Keluar dari lorong, penonton memasuki wahana terakhir sebelum mereka menginjakkan kaki di depan panggung konser. Ada sebuah ruangan lobi yang dipenuhi detail hiasan, berisi aneka dekorasi artistik. Terpajang apik di bawah sorot pencahayaan yang remang. Mulai dari boneka hantu-hantu wanita tanpa kepala, busana-busana penuh lumuran darah, hingga sederet kanvas yang melukiskan sosok para makhluk surreal dan supranatural. Semua tersaji lengkap beserta nilai estetikanya masing-masing. Tidak perlu seorang kurator untuk sebuah galeri “sunyi” seperti ini. Yang pasti, kehadiran semua ini seakan menggandeng tangan para pengunjung, agar mereka segera memasuki dunia imajinasi dan pesta kelam ini – menuju lebih dalam dan semakin intim lagi.

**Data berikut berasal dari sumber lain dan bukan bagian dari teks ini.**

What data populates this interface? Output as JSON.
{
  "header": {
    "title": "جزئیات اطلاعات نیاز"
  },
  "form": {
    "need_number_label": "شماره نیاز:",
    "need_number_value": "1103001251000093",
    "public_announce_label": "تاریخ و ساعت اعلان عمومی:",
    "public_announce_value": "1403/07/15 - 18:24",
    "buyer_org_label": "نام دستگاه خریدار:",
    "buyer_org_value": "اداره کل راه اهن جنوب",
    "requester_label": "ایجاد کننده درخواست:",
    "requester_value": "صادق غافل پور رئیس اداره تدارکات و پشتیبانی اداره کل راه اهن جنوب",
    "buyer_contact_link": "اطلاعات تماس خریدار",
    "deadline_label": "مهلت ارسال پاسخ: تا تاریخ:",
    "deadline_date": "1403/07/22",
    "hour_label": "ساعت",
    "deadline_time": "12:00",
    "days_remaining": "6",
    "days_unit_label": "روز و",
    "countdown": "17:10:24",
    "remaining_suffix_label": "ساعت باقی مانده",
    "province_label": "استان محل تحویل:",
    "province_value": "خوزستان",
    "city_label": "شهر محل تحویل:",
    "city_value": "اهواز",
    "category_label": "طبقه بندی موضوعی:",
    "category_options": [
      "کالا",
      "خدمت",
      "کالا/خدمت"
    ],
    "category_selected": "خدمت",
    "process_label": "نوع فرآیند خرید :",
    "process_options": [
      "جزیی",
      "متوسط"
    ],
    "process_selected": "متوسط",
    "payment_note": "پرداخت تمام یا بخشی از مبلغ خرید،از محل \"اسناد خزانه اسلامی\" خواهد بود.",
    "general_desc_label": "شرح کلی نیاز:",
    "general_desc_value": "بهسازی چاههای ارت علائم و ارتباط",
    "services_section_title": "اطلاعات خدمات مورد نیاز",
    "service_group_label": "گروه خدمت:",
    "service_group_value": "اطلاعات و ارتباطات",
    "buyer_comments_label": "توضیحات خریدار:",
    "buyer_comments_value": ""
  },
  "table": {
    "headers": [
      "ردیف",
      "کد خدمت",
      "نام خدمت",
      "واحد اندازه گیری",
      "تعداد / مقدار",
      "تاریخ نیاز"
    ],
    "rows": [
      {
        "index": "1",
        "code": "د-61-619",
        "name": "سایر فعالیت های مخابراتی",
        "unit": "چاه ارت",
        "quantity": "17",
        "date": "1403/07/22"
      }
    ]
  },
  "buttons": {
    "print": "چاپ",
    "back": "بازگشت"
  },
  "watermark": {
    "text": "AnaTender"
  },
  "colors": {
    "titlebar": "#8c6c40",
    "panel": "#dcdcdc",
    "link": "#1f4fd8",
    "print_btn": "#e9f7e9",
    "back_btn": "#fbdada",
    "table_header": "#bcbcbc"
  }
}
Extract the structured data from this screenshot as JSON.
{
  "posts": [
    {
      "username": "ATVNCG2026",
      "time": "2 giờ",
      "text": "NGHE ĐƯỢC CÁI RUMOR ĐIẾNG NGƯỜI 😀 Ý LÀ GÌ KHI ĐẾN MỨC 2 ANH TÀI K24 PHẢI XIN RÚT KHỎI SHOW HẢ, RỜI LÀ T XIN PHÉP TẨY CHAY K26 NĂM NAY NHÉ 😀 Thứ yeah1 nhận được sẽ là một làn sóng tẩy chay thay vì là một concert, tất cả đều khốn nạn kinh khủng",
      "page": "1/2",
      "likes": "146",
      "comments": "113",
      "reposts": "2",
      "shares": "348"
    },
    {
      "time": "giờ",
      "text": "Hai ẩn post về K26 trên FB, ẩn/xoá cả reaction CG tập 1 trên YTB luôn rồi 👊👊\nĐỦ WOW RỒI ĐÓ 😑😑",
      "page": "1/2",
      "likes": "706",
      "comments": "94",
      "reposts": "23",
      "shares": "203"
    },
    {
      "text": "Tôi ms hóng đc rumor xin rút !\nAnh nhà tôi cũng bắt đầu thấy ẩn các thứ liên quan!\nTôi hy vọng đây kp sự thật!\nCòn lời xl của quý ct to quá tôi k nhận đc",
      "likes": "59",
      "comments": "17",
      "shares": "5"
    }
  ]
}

Konser belum dimulai, namun teaterikal kedua hadir tidak jauh dari sana. Seorang noni Belanda dengan tinggi badan sekitar dua meter, berjalan mengenakan busana ningrat Eropa, bak seorang istri jenderal kompeni. Dengan anggun ia berhenti di sebuah meja makan antik gaya Belanda era poskolonial. Wajahnya dingin, datar, dan matanya jarang berkedip – bahasa tubuhnya seolah berbicara tegas, bahwa dialah sang penghuni satu-satunya photo-booth yang tersedia di sana. Bisa ditebak, dalam waktu singkat area berukuran kecil tersebut langsung diserbu antrean pengunjung untuk berfoto. Pada ujung wahana terakhir ini terdapat sebuah stand yang menjual DVD film dokumenter tentang Risa Saraswati – yang sejak malam itu akan layak mendapat julukan sebagai sang Ratu Halloween Kota Bandung. Dalam booth satu ini, terdapat sebuah screen bergambar seorang wanita sedang terdiam, duduk sendiri dalam sebuah ruang isolasi yang seolah terekam melalui kamera CCTV – mengingatkan kami pada film “Paranormal Activity” (atau acara “Uji Nyali”?).

Pukul 20.00 WIB, sang ratu pesta yang tidak lain sekaligus sutradara dalam dimensi Sunyaruri ini, Risa Saraswati, hadir di atas panggung bersama Sarasvati, melalui opening “Haunted Sleep”. Penampilan lagu ini dilengkapi sebuah atraksi teaterikal di wing kanan panggung. Menceritakan seorang anak yang tidurnya terganggu oleh kehadiran sesosok monster. Setelah sempat ketakutan sampai kejar-kejaran, si anak pun sadar bahwa si monster ternyata ingin berteman dengannya. Kemudian, lagu kedua, “Story of Peter”, dibawakan secara khidmat, setelah sebelumnya diawali good-spelling dari para penonton, plus Sarasvamily yang menyanyikan lagu innocent “Boneka Abdi” – sebuah lagu yang malam itu dianggap sebagai mantra untuk mendatangkan lima sahabat Risa dari dunia lain : Peter, Hans, Hendrick, William, dan Jansen; yang menurut Risa sudah lama tidak kunjung menemuinya.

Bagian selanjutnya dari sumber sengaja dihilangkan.